I’m writing this for my future self. I want kids, and figure that if anything is going to be useful for raising them right, it’s going to be “testimony from myself as a child”. This is a repository for links, ideas, tangents and testimonies regarding parenting. Advice from parents welcome.

Embryo Screening

Embryo screening companies Herasight and __ already claim to

Should One’s Kids be One’s Own?

Nicholas Decker argues that it would be immoral not to pick someone smarter, happier, and healthier than you to contribute the genetic material for your child. When one is given the opportunity to screen their child’s genes even before embryo screening begins, one is supposed to take it. More dakka: no stone left unturned.

After all, the desire for one’s children to be one’s own, genetically speaking, stems naturally from evolution; and evolution is an idiot blind god that isn’t optimizing for your child’s wellbeing (or for that matter your own wellbeing)—only the gray-goo-like spread of your selfish genetic material. Humans will gladly rebel against evolution’s alien desires: we’ve invented condoms and family planning. So why not cast off this last, strange shard of desire? Are our genes not parasitical aliens who live in our DNA and whisper dark suggestions into our brains?

Is selection for the best co-parent not what we already do, in the sense that we get to pick the father or mother of our child? Why would this be any different? Perhaps we do not base our decision on explicit measure like happiness and IQ so much as on pure instinct; but is this not so too our algorithm for picking friends? If it is my instinct as a human that I trust, why not pick one’s friend who best “fits” as the father of my child? And if it is my instinct as a human that I mistrust, then I may whip out a clipboard and spreadsheet and find my candidate in that matter.

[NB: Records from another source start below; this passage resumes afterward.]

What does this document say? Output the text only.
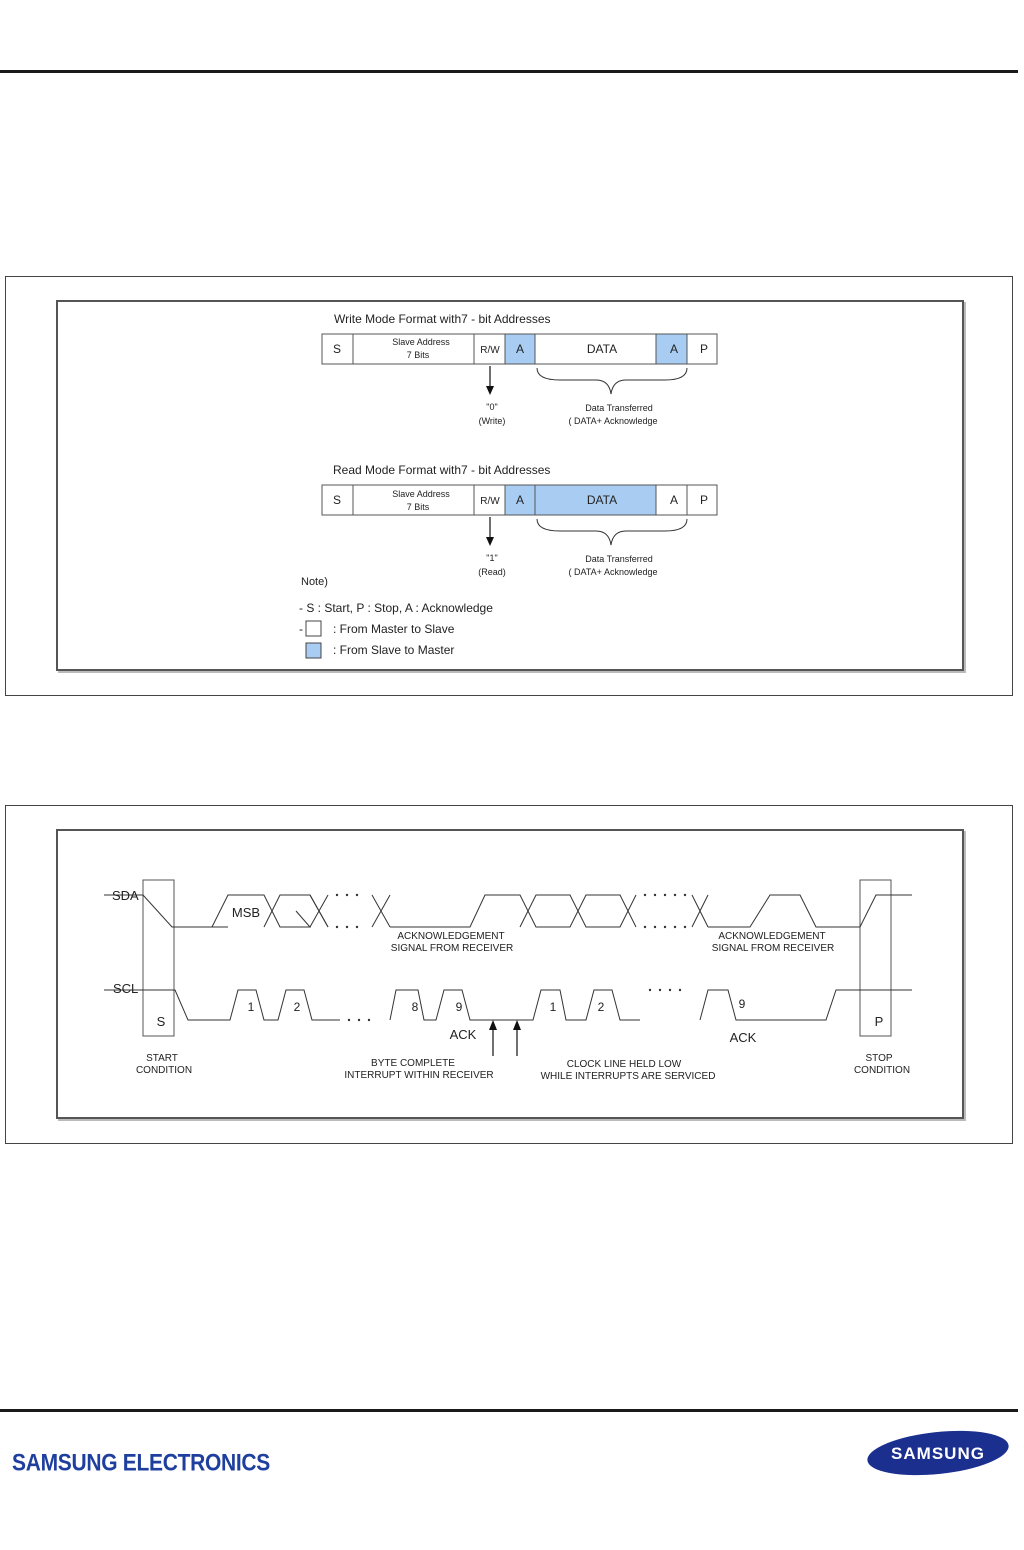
Write Mode Format with7 - bit Addresses
S	Slave Address
7 Bits	R/W A	DATA	A P
"0"
(Write)
Data Transferred
( DATA+ Acknowledge
Read Mode Format with7 - bit Addresses
S	Slave Address
7 Bits	R/W A	DATA	A P
"1"
(Read)
Data Transferred
( DATA+ Acknowledge
Note)
- S : Start, P : Stop, A : Acknowledge
-	: From Master to Slave
: From Slave to Master
SDA
SCL
MSB
1	2	8	9	1	2	9
ACK	ACK
S	P
ACKNOWLEDGEMENT
SIGNAL FROM RECEIVER
ACKNOWLEDGEMENT
SIGNAL FROM RECEIVER
START
CONDITION
BYTE COMPLETE
INTERRUPT WITHIN RECEIVER
CLOCK LINE HELD LOW
WHILE INTERRUPTS ARE SERVICED
STOP
CONDITION
SAMSUNG ELECTRONICS	SAMSUNG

How much might it cost to filter every Nobel prize winner alive and then ask for / buy some of their genetic material? Far less than it costs to send one’s offspring off to college; yet the benefits would far exceed college’s meager contribution to their future.

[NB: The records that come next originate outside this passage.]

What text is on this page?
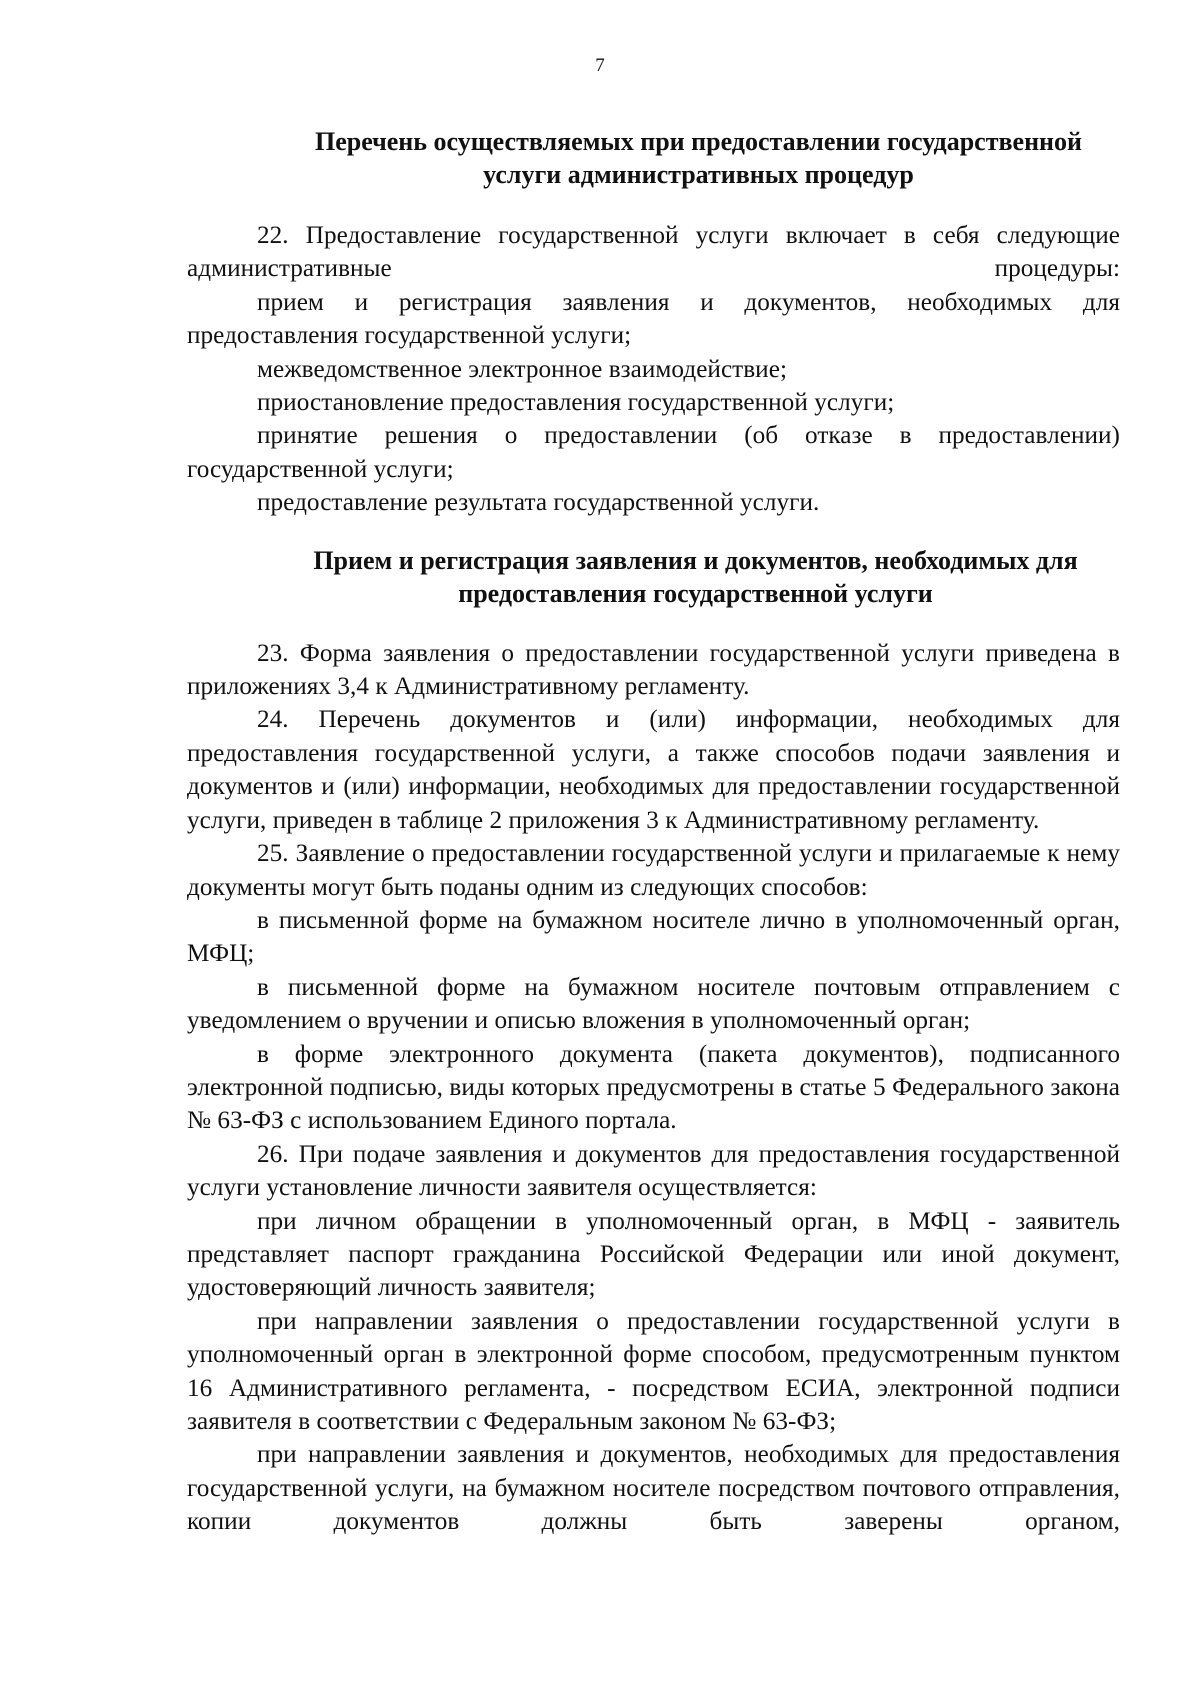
7
Перечень осуществляемых при предоставлении государственной
услуги административных процедур

22. Предоставление государственной услуги включает в себя следующие административные процедуры:

прием и регистрация заявления и документов, необходимых для предоставления государственной услуги;

межведомственное электронное взаимодействие;

приостановление предоставления государственной услуги;

принятие решения о предоставлении (об отказе в предоставлении) государственной услуги;

предоставление результата государственной услуги.

Прием и регистрация заявления и документов, необходимых для
предоставления государственной услуги

23. Форма заявления о предоставлении государственной услуги приведена в приложениях 3,4 к Административному регламенту.

24. Перечень документов и (или) информации, необходимых для предоставления государственной услуги, а также способов подачи заявления и документов и (или) информации, необходимых для предоставлении государственной услуги, приведен в таблице 2 приложения 3 к Административному регламенту.

25. Заявление о предоставлении государственной услуги и прилагаемые к нему документы могут быть поданы одним из следующих способов:

в письменной форме на бумажном носителе лично в уполномоченный орган, МФЦ;

в письменной форме на бумажном носителе почтовым отправлением с уведомлением о вручении и описью вложения в уполномоченный орган;

в форме электронного документа (пакета документов), подписанного электронной подписью, виды которых предусмотрены в статье 5 Федерального закона № 63-ФЗ с использованием Единого портала.

26. При подаче заявления и документов для предоставления государственной услуги установление личности заявителя осуществляется:

при личном обращении в уполномоченный орган, в МФЦ - заявитель представляет паспорт гражданина Российской Федерации или иной документ, удостоверяющий личность заявителя;

при направлении заявления о предоставлении государственной услуги в уполномоченный орган в электронной форме способом, предусмотренным пунктом 16 Административного регламента, - посредством ЕСИА, электронной подписи заявителя в соответствии с Федеральным законом № 63-ФЗ;

при направлении заявления и документов, необходимых для предоставления государственной услуги, на бумажном носителе посредством почтового отправления, копии документов должны быть заверены органом,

In some sense, this entire question is silly. Puzzling dilemmas are, on priors, soluble in technology. If one has a perfect understanding of why a Nobel prize winner’s genetics are useful, then one can simply edit one’s own embryos to reflect that part of them, and even push past the humble “single-prize Nobel”. All other desirable attributes such as happiness, health, looks, may be achieved via genetic editing as well.

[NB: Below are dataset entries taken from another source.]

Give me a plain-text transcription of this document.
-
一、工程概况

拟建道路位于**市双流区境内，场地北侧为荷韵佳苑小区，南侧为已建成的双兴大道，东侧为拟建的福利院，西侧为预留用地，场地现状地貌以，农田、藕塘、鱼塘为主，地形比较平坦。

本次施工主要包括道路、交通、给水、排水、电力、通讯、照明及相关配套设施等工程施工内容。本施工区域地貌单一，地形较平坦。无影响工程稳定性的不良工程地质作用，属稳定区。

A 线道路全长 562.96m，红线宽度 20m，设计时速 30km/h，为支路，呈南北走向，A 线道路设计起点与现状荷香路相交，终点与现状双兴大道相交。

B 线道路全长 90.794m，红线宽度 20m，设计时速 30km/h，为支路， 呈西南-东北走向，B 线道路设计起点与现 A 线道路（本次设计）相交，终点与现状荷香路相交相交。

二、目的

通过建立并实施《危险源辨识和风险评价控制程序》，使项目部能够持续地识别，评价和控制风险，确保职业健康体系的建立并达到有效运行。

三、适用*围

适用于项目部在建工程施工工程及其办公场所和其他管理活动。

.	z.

Should one then wait for genetic engineering to achieve this level of mastery before having children? Not necessarily! Puzzling dilemmas are, on priors, soluble in technology. Why not simply edit a live human? If one is basing one’s decision on impulse negative utilitarianism, as is often the case with arguments of the style “the world is too cruel for me to have children”, then one simply has to ensure one’s child is happier on net during their childhood and, once the requisite level of technology is reached, enjoy our century’s ability to boost their IQ / happiness / looks via in vivo editing. By the looks of it, the meta-technology required to pull this off might be less than a full childhood away anyway.

I certainly do not regret being born: and it would be difficult for me to come to terms with the idea that it’d be better for Earth if my parents had decided to have a child after shopping for genes at the Escondido sperm bank. I justify this by pointing out that I’m capable of providing valuable variance to our noosphere and Earth would lose it if I didn’t exist… I’d also reach into the “I haven’t proved myself yet” bag or perhaps the “talent is extremely specific to circumstances” i.e. “lightning doesn’t strike twice” bag, which feels delusional.1

However I would not have wished my parents had me later, once every problem on Earth2025 were solved and genetic engineering were advanced enough that I’d be born with all the characteristics I would’ve otherwise had to apply to myself in vivo in our own timeline. I assume this sentiment is common,2 and that it would be foolish to wait for gene editing to make strides before having children, or even to hesitate for a moment whether one wants children-from-another-source rather than one’s own, when it makes little difference in the end.

The argument for picking another to become the father of your child seems thwarted by technology (which makes who-the-genetic-parent-is a mostly obsolete question), which is convenient if the idea makes one uncomfortable. But I would also warn against entirely rebelling against the software evolution gave us for such matters: if I pick a mate I’d like to be a parent with, that is high praise dashed by the notion that I wouldn’t trust her to have picked me correctly. To suggest we head to a friend or a sperm bank is to insult her taste!